Un tour de l'Île de PâquesEaster Island visit
ORONGO et le rite de l'Homme-oiseau
Peintures rupestres de la grotte Ana Kai Tangata
C’est à Orongo, haut lieu mystique de l’Île de Pâques, que l’on célébrait le culte de l’Homme-Oiseau ou Tangata Manu en hommage au dieu Make Make. Il semblerait que ce culte soit apparu durant la pédiode de décadence de la construction des grands moaï de pierre. La dernière fête de l’Homme-oiseau s’est déroulée à l’Île de Pâques en 1878 et fut mentionnée par le frère Eugène Eyraud, évangélisateur sur l’Île. Le culte de l'Homme-oiseau revêtait la forme d'une compétition annuelle entre des chefs de clan pour obtenir un certain pouvoir politico-religieux. Chaque année, des concurrents représentant chacun un clan se livraient une compétition pour se saisir du premier œuf pondu par une hirondelle de mer ou Manutara sur un petit îlot du nom de Motu Nui. Le chef de clan nommé Homme-oiseau était considéré comme l’incarnation du dieu Make-Make.
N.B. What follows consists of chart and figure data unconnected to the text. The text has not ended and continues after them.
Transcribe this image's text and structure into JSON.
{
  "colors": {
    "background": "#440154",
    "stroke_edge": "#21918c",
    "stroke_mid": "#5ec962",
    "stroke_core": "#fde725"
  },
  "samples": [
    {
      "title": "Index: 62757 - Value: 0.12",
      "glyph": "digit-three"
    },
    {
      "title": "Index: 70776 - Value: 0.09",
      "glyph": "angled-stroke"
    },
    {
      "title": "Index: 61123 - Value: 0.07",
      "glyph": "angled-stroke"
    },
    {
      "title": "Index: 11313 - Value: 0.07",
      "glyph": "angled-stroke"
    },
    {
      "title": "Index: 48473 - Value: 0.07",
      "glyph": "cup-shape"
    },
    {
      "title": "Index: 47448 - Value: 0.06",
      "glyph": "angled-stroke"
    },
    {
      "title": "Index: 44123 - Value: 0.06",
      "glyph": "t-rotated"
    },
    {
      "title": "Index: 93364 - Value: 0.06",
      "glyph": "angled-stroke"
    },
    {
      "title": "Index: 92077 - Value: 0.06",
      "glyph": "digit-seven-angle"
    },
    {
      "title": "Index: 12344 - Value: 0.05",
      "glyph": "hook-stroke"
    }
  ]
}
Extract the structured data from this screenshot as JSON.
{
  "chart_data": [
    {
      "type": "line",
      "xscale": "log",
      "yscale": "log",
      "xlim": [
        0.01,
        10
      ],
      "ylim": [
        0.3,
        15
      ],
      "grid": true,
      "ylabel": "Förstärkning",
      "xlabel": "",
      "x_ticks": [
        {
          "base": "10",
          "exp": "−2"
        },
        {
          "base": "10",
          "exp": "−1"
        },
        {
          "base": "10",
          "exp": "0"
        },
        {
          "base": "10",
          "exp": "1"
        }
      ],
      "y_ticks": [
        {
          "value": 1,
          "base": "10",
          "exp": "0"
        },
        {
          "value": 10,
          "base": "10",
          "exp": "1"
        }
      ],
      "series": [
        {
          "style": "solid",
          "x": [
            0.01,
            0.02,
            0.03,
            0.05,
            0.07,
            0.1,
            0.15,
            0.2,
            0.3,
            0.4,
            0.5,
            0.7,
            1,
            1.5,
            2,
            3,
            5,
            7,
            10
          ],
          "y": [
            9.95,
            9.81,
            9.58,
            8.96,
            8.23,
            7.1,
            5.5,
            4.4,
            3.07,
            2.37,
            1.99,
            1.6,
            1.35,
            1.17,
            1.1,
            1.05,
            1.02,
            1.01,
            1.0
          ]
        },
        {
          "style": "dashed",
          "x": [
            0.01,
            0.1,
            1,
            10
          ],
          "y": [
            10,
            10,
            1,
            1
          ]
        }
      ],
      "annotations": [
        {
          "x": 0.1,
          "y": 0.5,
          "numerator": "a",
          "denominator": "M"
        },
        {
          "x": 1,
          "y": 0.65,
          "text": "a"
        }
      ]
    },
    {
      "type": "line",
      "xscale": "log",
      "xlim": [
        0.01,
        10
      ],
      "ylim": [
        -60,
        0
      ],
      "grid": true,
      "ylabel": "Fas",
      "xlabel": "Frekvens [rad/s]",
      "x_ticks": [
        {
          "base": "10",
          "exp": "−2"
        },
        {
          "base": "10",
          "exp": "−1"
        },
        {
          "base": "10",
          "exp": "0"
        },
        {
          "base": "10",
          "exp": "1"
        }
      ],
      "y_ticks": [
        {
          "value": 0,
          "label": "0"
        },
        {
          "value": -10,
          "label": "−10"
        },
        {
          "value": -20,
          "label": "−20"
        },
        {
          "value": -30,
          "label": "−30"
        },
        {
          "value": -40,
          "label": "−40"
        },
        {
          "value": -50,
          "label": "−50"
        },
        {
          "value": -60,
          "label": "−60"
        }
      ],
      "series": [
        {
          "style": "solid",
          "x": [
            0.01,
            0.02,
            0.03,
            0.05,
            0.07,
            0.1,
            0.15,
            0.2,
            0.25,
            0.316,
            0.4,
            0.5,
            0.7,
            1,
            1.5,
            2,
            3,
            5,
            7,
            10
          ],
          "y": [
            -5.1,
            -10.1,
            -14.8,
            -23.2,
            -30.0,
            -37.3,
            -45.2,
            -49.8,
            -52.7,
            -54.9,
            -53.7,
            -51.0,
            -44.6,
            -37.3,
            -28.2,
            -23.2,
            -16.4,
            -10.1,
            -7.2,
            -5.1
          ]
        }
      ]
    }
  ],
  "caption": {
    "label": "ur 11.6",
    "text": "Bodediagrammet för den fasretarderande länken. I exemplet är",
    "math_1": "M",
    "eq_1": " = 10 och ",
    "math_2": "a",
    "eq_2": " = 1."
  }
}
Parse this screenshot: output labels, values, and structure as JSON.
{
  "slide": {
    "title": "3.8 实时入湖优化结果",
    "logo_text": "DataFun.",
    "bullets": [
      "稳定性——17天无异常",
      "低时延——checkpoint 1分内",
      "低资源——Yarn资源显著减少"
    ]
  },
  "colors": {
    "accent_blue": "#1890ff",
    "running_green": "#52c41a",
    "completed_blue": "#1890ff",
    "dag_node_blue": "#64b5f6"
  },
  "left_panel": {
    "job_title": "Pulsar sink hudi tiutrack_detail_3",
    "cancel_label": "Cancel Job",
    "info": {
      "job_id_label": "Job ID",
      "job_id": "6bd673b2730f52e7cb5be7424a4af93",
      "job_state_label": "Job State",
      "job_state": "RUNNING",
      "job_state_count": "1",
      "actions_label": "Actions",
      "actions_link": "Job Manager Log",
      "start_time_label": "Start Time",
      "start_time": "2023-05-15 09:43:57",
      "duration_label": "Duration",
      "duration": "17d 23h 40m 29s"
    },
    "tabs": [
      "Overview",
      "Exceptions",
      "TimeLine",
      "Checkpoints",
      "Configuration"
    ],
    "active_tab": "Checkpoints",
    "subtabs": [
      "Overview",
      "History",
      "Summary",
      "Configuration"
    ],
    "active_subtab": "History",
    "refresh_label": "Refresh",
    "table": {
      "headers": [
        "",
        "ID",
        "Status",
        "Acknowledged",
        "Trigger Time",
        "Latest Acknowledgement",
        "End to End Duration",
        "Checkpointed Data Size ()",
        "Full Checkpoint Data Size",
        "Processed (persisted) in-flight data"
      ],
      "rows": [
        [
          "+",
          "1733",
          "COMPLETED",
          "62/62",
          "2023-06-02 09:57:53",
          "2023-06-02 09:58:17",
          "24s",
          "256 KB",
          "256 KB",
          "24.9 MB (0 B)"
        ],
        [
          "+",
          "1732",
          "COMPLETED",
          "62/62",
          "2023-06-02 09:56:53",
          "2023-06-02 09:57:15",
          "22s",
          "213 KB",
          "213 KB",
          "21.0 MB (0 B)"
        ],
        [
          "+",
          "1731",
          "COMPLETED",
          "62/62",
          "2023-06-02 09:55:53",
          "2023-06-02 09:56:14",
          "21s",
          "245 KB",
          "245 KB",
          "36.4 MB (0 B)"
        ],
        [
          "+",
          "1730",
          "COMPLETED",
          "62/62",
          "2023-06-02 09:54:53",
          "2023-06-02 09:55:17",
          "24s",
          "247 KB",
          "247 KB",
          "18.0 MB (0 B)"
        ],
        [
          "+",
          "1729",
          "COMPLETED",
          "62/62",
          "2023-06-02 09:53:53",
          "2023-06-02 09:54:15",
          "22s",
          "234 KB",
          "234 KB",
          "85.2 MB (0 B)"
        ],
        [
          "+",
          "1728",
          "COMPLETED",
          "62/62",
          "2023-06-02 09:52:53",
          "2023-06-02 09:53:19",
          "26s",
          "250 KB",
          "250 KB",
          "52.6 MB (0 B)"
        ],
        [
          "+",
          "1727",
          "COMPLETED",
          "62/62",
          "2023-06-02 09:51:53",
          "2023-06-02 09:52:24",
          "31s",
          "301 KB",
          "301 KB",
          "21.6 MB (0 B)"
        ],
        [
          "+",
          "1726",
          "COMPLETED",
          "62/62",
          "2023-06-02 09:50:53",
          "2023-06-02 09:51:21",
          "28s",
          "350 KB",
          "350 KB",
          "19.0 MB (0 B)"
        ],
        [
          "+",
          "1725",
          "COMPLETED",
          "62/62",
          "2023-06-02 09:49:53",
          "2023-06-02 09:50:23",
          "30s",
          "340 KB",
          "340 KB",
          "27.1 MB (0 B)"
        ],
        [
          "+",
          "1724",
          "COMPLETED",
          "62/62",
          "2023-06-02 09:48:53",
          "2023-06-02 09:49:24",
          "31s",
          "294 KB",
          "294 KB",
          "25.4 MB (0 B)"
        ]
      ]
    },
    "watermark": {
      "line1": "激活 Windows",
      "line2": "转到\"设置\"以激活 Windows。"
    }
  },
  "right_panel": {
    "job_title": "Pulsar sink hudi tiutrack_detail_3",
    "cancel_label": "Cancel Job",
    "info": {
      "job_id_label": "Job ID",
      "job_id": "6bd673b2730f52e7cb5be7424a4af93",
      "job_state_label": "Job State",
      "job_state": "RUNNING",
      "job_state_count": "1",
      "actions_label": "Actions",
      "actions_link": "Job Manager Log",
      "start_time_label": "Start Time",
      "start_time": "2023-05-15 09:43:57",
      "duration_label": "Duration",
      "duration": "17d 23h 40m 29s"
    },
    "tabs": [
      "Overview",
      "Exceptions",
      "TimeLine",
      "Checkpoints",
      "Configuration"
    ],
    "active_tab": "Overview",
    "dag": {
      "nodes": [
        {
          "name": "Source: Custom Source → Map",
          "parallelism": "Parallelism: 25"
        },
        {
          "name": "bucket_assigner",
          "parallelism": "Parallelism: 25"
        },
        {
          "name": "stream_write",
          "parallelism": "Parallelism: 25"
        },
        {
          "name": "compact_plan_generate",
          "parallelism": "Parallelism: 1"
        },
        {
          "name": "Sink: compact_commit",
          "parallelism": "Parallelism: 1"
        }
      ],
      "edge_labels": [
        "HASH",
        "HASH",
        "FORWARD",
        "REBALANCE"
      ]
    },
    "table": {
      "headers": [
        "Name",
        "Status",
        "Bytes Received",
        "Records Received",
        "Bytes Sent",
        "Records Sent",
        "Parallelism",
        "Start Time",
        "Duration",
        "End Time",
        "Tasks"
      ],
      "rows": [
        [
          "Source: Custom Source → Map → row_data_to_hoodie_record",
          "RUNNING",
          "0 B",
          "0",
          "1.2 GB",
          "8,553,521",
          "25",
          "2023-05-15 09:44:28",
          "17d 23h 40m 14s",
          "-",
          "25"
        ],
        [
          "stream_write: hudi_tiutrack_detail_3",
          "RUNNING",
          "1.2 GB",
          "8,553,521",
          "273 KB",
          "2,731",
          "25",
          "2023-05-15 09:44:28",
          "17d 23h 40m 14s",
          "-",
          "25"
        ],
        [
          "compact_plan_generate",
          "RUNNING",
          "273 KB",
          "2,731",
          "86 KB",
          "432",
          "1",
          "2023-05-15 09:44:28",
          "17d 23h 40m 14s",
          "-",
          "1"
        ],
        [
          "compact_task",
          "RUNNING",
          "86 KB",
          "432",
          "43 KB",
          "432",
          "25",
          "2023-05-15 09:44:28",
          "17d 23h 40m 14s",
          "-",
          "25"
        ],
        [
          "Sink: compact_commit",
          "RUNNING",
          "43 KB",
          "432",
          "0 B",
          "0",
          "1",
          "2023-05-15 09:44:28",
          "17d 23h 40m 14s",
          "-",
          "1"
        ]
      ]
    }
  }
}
L'Île est constituée d'anciens volcans, le village d'Orongo
est situé sur les flancs d'un de ces volcans, le Rano Kau. Vue
l'absence de cours d'eau sur cette île, l’eau accumulée par la pluie au
fond de ce cratère permettait aux anciens habitants de l’Île d’avoir de l’eau douce à leur
disposition.
L’ancien village d’Orongo est constitué de construction basses faites de blocs de laves empilés, dont les toits sont aujourd’hui recouvert d’herbes sauvages.
L'entrée de ces maisons est tellement petite qu'il faut marcher à quatre pattes pour y pénétrer. Elles ne possèdent aucune autres ouvertures.
Le village perché sur les hauteurs fait face à la mer et à trois îlots, Motu Nui, Motu Iti et Motu Kao Kao.
C’est en juillet que les concurrents accompagnés d’une grande foule montaient vers Orongo. Ces concurrents étaient au service des chefs de clan de l’Île. Ils étaient pressentis et autorisés à concourir par les prêtres et devaient représenter leur clan à cette compétition. D’Orongo, les concurrents descendaient la falaise abrupte et accidentée pour aller plonger à la mer et traverser à la nage vers le plus gros des îlots, Motu-Nui, dont les abords étaient à l’occasion infestés de requins. Ils arrivaient sur l’îlot avec des provisions pour un long séjour et logeaient dans des grottes pour guetter l’arrivée des oiseaux. Durant cette période, des fêtes accompagnées de chants et de récitations de Rongorongo se déroulait au village. Le premier concurrent qui ramenait à son maître un œuf intact, conférait à celui-ci le titre d’Homme-oiseau. Ce nouvel Homme-oiseau devait se raser la tête, les sourcils et les cils, et il commençait alors une vie d’abstinence entouré de tabous sacrés, devant vivre en reclus pour une période d’un an. Durant cette période, il n’avait plus de contact avec la population, sauf avec un seul serviteur. Il était nourri de façon spéciale, ne se lavait plus, ne se coupait plus les cheveux, ni les ongles L’Homme-oiseau, par le titre qu’il venait d’acquérir détenait une autorité sacrée en devenant représentant sur terre du dieu Make-Make. Il jouissait toute sa vie durant d’une grande considération qui lui apportait beaucoup d’avantages.